I have a 15 month old who...I won't say hits....but taps harder than necessary like she's testing how hard is acceptable to get attention, and has started crumpling to the floor or doing a whole body spasm when she's impatient or when something doesn't go her way. Right now, knowing her learning abilities and personality, my correction is usually to hold the hand she hit me with and tell her "Do not hit" and tell her the apropriate action (pretty much just like you do)...or while she's crumpled explain either how she can fix the problem then physically do it with her to help her figure out how to do it, or explain what I'm doing to fix the problem (like refilling the Aquadoodle pen) at my normal pace...not getting myself worked up or rush just because she's impatient. I guess my thinking is that, with her anyways, the best approach is to make myself lead by example how to verbally work through whatever is going on so she learns that the physical outburst isn't going to work.

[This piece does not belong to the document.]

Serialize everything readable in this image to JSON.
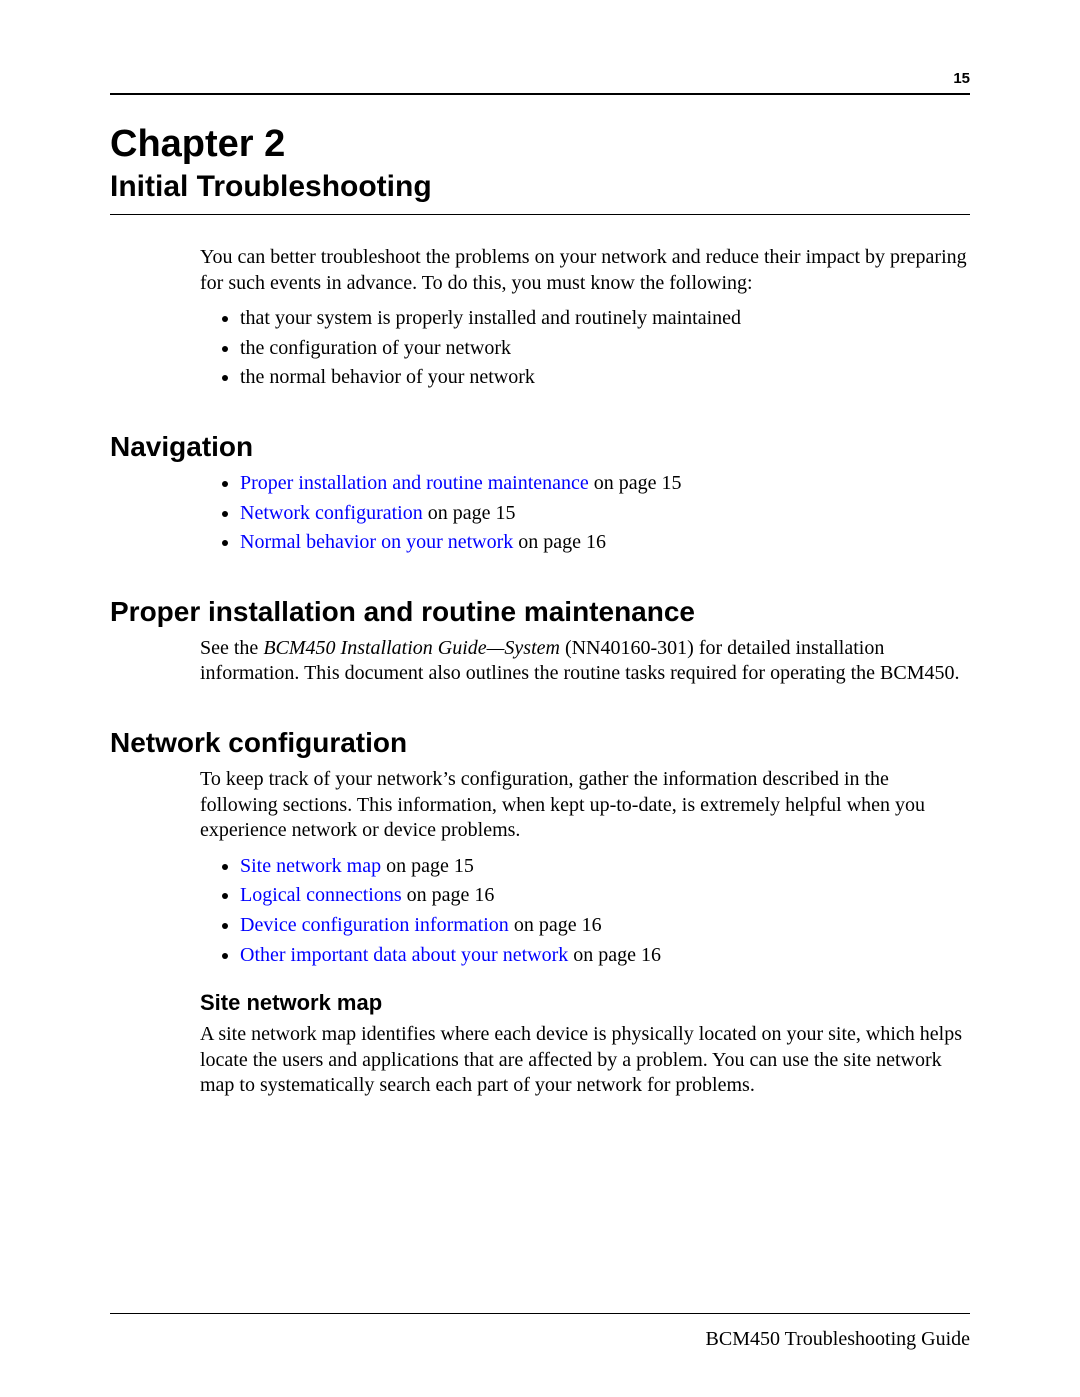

She's really a good natured kid and responds well to redirection for now, so I don't think I'll have to do time outs for a while, but I do think that she could understand what a time out means, so I've been thinking about the best way to go about it...still thinking. Even if he doesn't verbalize much himself, if he understands you when you explain what he did wrong, then I think time outs are an option now.
For DD, I know it's just a phase I'll have to guide her through, I don't think aggression is actually a part of her personality. If it were I'd be more stern and use more frequent redirection. And, I know this is redundant, but just because something doesn't work at first doesn't mean it's not going to- stay consistent. He'll learn that you're not flexible when it comes to discipline.